Die Kassierer – Kunst! 19 Künstler und sie selbst spielen Songs von Die Kassierer (2005, Teenage Rebel Records)

die-kassierer-kunstNennen wir das Kind doch beim Namen: Tribut-Sampler sind meist große Kacke. Dass ausgerechnet eine Kompilation diverser Interpreten, die sich an Stücken der berüchtigten KASSIERER – die mit den verbesserten Gehirnen – vergreifen, mit dieser unrühmlichen Tradition bricht, ist fast so unglaublich wie selbstverständlich. Zu erwarten war eine wenig rühmliche Aneinanderreihung bekannter Aso-Hymnen im Gewand etablierter Garagen-Combos. Natürlich kommen auch diese auf „Kunst!“ zu ihrem verdienten Recht – in Gestalt von EMSCHERKURVE 77 („Abschaum der Nacht“), PUNX ARMY („Das schlimmste ist wenn das Bier alle ist“), SS-KALIERT („Besoffen sein“), BRIGADE S. („Anus Apertus“) oder – na klar – die LOKALMATADORE („Mongo mit der Bongo“). Doch die Klasse dieser instrumentierten Hommage an eine der ungewöhnlichsten Bands des deutschen Musiksektors liegt weniger an jenen kalkuliert mittelprächtigen Huldigungen, als vielmehr am mannigfaltigen Überraschungsmoment des Albums.
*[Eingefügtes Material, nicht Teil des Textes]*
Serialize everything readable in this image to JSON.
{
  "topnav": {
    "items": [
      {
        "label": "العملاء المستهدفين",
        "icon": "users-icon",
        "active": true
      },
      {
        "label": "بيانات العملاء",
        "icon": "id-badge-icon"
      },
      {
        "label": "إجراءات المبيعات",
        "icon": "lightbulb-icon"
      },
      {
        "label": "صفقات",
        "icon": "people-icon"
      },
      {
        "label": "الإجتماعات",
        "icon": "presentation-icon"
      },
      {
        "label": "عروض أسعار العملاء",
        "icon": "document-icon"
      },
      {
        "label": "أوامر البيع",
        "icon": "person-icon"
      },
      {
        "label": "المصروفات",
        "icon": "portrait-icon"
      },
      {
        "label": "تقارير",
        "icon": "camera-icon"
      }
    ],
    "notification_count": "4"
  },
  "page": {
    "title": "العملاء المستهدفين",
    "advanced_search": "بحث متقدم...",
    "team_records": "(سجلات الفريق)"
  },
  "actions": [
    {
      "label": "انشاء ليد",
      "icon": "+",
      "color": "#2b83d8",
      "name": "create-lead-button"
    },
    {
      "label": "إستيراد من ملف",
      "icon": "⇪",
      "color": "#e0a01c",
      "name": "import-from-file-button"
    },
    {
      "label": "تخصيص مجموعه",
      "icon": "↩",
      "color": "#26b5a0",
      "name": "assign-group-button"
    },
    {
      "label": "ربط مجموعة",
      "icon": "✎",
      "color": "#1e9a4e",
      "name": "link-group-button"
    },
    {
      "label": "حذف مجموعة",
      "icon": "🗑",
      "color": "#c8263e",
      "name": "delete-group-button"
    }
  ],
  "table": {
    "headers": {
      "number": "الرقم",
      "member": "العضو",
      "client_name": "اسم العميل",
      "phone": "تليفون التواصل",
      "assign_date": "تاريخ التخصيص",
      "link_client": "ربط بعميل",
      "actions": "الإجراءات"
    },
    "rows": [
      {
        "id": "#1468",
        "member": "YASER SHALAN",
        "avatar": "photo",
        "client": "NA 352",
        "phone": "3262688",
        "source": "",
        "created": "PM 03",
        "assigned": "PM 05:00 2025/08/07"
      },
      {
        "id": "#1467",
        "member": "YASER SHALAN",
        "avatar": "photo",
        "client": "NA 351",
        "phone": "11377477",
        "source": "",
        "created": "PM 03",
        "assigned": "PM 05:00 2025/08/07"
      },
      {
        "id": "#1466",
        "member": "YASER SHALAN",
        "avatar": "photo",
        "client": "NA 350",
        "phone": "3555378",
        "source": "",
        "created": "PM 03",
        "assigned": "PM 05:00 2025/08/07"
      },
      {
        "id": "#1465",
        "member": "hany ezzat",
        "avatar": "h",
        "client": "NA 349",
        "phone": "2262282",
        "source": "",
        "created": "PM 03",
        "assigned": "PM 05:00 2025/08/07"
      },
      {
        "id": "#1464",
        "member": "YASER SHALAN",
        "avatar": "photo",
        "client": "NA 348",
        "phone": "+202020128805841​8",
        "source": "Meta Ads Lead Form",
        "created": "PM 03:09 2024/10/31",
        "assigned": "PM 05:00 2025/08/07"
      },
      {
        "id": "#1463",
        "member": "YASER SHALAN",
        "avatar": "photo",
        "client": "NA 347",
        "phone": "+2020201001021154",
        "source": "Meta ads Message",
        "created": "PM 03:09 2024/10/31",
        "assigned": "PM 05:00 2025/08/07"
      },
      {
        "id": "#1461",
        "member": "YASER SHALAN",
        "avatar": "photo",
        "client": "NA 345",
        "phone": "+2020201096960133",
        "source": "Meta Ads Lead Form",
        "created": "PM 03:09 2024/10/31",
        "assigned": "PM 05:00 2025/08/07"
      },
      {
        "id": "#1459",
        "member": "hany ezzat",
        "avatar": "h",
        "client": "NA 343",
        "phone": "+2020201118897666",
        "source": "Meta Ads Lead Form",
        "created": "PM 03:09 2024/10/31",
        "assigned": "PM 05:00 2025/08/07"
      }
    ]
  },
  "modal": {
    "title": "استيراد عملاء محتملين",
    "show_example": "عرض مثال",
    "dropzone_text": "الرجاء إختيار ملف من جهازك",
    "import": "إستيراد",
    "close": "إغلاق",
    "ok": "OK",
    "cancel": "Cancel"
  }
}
Dieses erhält Gewicht durch Künstler wie die DONOTS („Ich töte meinen Nachbarn und verprügel seine Leiche“), Mambo Kurt („Großes Glied“) oder Gunter Gabriel („Du hast geguckt“), die eingeschworenem Unperfektionismus höchst eigenwillige Interpretationen zuteil werden lassen. Einen frühen Höhepunkt erklimmt die SONDASCHULE mit ihrer kongenial folkloristischen Version von „Das Leben ist ein Handschuh“. Unter dem Namen 2 FICKENDE HUNDE nehmen sich DIE ÄRZTE Bela B. und Rod samt Big Band die RAMMSTEIN-Verulke „Meister aller Fotzen“ – hier als „Meister aller Frauenärzte“ – vor. ALPHA BOY SCHOOL streichen „U.F.O.“ in zensierter Fassung mit Ska-Rhythmen an, HACK MACK JACKSON verleiht „Ich bin Jesus und kann alles“ eine Country-Panade und unter Susanna Keyes Federführung wird „Älterer Herr“ zum soulig poppigen Schmusehit.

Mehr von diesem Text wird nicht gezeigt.